Once, I too thought of these grasses as weeds, and then I learned a little more about these two native grasses. Big Blue Stem (Andropogon gerardii) once covered the prairies from the Ohio River to the foothills of the Rockies. It was the predominant prairie grass covering much of the Mid-West. By late summer the seed stalks often rose to seven feet, or in some locals, even ten feet (those in my fields grow to six feet!). The name came from the lavender-gray seed heads, the slender finger-like shapes of which gives Big Blue another common name, Turkeyfoot.  Red splotches stain the stems, so as the wind whips them, the red and green on the stems seem to blur into blue-gray. For our early settlers, it must have looked like another ocean when late summer winds propelled the tall grasses, which often reached up to 12′, into waves of motion that formed the grass sea. Sometimes I imagine the vast herds of buffalo and antelope living on land covered by this grass or traveling in a wagon where the grass along the trail towers over me. It must have been a remarkable sight.

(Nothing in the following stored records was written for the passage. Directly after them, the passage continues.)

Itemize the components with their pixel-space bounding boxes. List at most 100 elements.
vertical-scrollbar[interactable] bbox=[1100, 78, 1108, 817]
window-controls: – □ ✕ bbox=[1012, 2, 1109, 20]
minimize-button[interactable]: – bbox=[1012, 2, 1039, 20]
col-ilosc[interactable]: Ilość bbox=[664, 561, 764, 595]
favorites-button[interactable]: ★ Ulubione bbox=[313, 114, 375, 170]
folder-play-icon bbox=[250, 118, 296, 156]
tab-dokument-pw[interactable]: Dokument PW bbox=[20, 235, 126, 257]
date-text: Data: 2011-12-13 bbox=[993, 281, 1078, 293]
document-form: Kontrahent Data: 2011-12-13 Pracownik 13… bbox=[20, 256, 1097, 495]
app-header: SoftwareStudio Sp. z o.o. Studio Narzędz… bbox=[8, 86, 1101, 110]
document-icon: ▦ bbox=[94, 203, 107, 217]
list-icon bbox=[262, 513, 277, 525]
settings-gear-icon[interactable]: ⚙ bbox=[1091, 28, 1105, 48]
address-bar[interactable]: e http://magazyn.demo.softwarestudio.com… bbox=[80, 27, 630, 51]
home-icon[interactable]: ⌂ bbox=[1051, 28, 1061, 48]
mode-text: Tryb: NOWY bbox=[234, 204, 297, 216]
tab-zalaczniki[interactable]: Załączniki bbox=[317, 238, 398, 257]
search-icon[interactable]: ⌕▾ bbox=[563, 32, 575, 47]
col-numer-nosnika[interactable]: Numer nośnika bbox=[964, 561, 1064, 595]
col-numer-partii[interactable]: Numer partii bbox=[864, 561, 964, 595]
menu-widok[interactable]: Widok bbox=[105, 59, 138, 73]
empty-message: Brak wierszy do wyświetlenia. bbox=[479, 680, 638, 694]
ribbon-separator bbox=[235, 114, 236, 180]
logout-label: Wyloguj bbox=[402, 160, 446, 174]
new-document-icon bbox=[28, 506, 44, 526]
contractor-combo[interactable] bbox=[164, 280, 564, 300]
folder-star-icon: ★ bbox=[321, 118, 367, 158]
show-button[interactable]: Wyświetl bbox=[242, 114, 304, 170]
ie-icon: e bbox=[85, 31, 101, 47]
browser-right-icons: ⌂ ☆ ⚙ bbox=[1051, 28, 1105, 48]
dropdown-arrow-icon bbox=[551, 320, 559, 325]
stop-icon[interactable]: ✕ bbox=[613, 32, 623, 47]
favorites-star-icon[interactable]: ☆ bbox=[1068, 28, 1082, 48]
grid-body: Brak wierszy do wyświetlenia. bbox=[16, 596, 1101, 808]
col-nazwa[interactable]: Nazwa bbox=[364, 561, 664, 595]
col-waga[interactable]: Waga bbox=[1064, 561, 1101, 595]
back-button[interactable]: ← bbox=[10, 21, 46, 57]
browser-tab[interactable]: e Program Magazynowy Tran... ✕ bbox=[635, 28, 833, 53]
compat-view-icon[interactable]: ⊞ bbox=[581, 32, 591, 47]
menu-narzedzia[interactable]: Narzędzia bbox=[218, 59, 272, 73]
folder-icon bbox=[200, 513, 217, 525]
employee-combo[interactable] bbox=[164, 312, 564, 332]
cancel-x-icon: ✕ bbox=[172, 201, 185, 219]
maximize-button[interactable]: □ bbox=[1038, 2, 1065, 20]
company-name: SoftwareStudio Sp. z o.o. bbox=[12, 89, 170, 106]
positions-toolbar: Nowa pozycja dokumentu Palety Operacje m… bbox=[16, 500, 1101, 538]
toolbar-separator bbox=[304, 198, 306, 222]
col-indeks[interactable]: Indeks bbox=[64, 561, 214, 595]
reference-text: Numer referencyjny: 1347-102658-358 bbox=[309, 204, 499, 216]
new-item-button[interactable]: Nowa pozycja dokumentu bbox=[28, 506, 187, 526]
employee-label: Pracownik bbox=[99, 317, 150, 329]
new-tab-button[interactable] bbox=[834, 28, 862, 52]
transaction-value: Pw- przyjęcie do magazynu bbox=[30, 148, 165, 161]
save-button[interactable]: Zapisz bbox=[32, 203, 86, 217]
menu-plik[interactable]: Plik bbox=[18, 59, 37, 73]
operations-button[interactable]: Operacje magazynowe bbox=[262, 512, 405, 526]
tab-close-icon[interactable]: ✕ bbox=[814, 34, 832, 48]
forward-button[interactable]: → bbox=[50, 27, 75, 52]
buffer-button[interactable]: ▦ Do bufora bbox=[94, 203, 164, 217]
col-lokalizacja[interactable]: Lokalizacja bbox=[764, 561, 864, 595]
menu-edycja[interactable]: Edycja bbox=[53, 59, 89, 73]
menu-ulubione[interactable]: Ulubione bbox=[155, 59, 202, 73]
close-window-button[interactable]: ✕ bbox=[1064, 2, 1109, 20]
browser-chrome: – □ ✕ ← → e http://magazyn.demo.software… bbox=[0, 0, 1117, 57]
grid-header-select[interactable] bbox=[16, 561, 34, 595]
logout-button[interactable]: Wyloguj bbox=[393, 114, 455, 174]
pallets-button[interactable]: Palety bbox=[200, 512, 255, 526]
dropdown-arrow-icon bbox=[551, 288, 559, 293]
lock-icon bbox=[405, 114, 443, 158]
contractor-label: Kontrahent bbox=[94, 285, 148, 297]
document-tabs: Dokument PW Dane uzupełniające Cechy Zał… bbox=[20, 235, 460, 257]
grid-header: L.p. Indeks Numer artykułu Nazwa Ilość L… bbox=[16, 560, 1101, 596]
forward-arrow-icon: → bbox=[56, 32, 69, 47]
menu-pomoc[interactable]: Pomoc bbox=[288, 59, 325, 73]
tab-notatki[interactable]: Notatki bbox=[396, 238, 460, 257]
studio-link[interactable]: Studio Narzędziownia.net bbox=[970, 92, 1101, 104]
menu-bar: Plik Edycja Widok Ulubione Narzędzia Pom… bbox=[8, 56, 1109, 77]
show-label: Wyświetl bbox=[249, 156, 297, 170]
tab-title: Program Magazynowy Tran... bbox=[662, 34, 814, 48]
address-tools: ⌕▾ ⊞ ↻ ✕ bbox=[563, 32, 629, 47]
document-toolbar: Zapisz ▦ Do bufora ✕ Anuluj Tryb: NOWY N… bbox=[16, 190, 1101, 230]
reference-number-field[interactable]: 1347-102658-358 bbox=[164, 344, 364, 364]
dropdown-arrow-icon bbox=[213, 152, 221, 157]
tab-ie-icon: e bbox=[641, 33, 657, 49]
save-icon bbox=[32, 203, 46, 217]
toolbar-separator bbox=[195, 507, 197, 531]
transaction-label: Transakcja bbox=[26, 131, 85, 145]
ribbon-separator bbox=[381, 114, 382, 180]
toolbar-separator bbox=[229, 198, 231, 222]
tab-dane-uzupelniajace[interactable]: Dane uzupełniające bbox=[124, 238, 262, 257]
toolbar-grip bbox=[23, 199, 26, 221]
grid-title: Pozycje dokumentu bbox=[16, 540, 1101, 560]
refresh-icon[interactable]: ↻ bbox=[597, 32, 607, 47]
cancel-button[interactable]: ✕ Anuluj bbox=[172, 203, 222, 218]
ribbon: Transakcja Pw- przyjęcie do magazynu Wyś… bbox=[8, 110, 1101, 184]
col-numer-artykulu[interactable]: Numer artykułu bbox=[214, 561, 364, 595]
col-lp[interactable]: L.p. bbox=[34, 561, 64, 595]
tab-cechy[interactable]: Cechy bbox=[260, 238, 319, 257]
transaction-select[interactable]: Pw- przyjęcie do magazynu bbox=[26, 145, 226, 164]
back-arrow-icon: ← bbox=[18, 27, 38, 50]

Big Bluestem Crowned by Maple in October

Now Big Bluestem is known for its superior qualities as forage for cattle, horses, and, to
the hunter’s joy, the Michigan white-tail deer. However, as the settler’s plowed under the prairie grasses in the Mid West and Western states, something else happened: they destroyed roots of the prairie grasses
including the Big Bluestem. Their very deep roots were often deeper than the grass’s
height and had held the soil in place for centuries. When drought hit the prairie, the roots that had acted like anchors for soil and moisture during periodic droughts were gone, and the corn and grain crops planted in place of the grasses, couldn’t hold the soil. The topsoil blew away in great black winds sometimes blowing as far away as New York. This drought resulted in the Dust Bowl, affecting hundreds of thousands of acres of land. John Steinbeck’s novel, The Grapes of Wrath, depicts the sorrow inflicted from this ecological calamity. (See Ken Burn’s THE DUST BOWL preview.)

Rolla, Kansas, Dust Storm 1935 From the U.S. National Archives, NAID 195691

Rolla, Kansas, Dust Storm 1935 From the U.S. National Archives, NAID 195691

Little Bluestem (Schizachyrium scoparium), often grows next to Big Bluestem along the roadside. Even from the car, the difference can be seen. Little Bluestem is shorter than Big Bluestem, usually reaching only three feet in height. While this grass’s leaves are highly prized for their blue-green summer color, in fall they turn pinkish-tan to brilliant orange with fluffy white seeds running up the stem-like tufts of a hair. This feature gives the grass its other common name of Beard Grass. Little Bluestem lacks the great stature of Big Bluestem, but it has a fragile beauty to distinguish it. The frosted pink or pronounced reddish-tan stalks of Little Bluestem dress an autumn field in rare beauty.

Little Bluestem

Little Bluestem

Another of the predominate prairie grasses, Little Bluestem also exists in greatly reduced circumstances, although the pink-red-orange fall coloring has piqued the interest of landscapers and horticulturists which has established it as a ‘garden plant.’ A few plants have even received cultivar names for certain superior qualities, usually summer or autumn color, and are now available in nurseries. For ranchers and farmers, though, like Big Bluestem, Little Bluestem has great
nutritional value for livestock. Maybe they both can make a comeback.

Now that I know and can identify Little Bluestem and Big Bluestem, I look for them in the fall. Like the red-orange of the sugar maple in autumn, they have become an important indicator of the season. The maple adorns the sky, the bluegrasses gild the ground. It is most unfortunate that so many counties and townships mow them down at the peak of their glory.